Research Fellow BCH, Harvard Med. School Boston, Massachusetts, United States
Disclosure(s):
Mohammad Adeel Zafar, PhD: No financial relationships to disclose
Introduction/Rationale: Foxp3 deficiency causes a profound loss of immune tolerance, unleashing autoreactive T and B cells, lymphoproliferation, cytokine-driven inflammation, and autoantibody production. This autoimmune pathology is fueled by increased glutamine usage, but it remains unresolved whether glutamine is necessary to produce energy, or for biosynthetic pathways leading to production of inflammatory modulators.
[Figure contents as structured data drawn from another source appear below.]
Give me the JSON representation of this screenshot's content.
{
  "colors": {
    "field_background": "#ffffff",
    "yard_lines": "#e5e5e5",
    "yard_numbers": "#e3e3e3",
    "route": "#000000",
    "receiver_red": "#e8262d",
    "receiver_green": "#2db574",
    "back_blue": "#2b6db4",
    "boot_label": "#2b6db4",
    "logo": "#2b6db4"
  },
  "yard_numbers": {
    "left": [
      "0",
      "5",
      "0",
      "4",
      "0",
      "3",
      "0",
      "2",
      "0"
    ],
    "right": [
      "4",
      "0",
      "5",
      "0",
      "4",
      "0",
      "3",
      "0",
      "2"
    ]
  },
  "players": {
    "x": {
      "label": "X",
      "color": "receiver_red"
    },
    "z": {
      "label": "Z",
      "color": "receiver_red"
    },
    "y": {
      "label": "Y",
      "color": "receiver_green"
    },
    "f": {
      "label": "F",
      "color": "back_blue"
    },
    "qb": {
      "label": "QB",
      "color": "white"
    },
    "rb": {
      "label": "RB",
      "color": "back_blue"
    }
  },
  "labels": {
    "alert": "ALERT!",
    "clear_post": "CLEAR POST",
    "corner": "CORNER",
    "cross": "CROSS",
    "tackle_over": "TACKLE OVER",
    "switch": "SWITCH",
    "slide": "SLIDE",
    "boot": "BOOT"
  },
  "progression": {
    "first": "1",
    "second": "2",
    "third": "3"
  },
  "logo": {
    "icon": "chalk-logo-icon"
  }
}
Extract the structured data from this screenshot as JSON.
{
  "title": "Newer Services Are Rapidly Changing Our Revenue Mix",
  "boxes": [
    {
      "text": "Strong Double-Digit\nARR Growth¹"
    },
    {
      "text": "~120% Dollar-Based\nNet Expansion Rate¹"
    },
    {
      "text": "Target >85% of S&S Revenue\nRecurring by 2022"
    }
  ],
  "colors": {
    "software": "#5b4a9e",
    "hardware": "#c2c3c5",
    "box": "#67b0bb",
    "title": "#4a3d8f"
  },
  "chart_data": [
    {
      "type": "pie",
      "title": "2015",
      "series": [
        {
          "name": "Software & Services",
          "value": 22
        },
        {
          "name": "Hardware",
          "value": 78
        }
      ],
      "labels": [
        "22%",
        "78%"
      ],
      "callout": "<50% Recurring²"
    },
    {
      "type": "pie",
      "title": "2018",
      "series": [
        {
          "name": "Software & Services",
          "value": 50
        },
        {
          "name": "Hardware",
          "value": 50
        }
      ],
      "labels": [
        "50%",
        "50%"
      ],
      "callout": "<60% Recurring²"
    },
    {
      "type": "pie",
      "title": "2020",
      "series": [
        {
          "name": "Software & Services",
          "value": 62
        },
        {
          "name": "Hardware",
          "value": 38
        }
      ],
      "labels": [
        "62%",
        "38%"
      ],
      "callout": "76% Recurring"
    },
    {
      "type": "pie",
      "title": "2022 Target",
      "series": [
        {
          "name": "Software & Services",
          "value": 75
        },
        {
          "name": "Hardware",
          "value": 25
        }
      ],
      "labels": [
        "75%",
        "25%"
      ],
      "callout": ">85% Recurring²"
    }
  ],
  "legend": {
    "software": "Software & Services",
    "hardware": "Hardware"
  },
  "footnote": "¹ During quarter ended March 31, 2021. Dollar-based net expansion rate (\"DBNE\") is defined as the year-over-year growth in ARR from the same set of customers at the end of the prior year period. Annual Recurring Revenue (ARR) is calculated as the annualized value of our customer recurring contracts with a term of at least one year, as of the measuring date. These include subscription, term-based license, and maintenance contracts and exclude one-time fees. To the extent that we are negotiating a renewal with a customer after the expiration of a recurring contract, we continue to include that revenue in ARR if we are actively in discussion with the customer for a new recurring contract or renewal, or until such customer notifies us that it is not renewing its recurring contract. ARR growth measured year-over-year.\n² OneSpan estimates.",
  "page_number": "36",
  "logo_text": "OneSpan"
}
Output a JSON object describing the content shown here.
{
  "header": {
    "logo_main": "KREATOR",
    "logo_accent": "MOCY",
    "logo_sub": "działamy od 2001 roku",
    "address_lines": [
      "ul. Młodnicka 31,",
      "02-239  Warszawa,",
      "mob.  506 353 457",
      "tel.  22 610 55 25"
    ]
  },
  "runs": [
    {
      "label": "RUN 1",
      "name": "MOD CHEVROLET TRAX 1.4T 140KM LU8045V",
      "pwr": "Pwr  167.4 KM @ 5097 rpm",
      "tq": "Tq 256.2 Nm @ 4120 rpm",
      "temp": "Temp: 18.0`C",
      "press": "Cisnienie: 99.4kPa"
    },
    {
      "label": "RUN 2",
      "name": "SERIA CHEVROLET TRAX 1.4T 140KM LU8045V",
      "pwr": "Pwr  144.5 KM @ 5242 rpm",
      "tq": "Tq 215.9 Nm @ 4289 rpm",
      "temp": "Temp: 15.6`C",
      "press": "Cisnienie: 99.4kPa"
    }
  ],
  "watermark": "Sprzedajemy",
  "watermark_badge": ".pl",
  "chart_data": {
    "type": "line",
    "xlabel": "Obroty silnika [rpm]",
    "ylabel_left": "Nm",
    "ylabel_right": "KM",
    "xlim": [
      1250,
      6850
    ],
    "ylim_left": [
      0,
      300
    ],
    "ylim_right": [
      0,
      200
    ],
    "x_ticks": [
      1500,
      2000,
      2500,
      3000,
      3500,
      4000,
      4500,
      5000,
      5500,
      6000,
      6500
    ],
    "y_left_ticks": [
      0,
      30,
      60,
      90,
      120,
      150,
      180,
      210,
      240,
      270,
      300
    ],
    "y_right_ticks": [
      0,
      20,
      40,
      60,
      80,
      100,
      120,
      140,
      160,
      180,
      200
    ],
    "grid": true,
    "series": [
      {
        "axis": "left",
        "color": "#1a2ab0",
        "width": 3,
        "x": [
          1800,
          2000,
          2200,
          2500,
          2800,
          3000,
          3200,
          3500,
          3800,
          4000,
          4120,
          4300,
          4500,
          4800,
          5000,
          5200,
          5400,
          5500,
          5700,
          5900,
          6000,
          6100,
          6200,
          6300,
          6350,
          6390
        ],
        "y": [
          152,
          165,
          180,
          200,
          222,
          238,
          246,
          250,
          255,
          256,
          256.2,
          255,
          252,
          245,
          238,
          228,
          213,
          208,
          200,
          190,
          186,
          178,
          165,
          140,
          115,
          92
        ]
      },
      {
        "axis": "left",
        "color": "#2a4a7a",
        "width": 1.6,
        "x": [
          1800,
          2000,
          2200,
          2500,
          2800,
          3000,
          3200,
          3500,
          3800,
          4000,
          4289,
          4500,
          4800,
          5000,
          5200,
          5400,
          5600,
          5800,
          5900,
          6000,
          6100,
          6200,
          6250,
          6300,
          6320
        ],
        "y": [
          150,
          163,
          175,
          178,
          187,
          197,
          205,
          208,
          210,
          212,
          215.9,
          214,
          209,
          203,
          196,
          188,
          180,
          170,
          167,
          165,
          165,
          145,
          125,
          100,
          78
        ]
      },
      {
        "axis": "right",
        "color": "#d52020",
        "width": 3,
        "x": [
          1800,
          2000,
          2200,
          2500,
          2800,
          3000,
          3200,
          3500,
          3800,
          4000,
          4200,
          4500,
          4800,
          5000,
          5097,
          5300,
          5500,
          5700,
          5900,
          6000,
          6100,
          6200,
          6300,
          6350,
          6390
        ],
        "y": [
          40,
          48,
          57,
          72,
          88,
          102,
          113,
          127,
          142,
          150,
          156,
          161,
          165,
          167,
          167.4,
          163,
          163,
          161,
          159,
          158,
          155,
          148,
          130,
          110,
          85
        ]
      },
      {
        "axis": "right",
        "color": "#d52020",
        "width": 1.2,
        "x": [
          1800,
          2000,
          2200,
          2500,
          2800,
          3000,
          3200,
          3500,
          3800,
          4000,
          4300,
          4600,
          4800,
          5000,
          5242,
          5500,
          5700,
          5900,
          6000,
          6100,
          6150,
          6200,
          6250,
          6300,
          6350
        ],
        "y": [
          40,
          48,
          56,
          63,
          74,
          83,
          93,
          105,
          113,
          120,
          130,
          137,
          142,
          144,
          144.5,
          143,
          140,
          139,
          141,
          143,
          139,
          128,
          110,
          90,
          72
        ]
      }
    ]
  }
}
Methods: By using a Foxp3 deficiency model. Here, we demonstrate that glutamine utilization supports Foxp3-deficiency mediated disease independently of pathogenic Foxp3-deficient Treg cell energetic reprogramming
Results: Mechanistically, glutamine biosynthetic pathways sustain conventional T cell activation and proinflammatory cytokine production preventing inosine accumulation and signaling, thus implicating adenosine pathway modulation in autoreactive T cell dysregulation. Conversely, autoreactive B cell activation and autoantibody production depend on glutamine-dependent asparagine synthesis, which we reveal as a targetable vulnerability for autoantibody formation.
Conclusion: These findings highlight glutamine-driven biosynthetic processes as critical drivers of autoimmunity and reveal distinct metabolic vulnerabilities in autoreactive T and B cells that can be targeted for therapeutic intervention.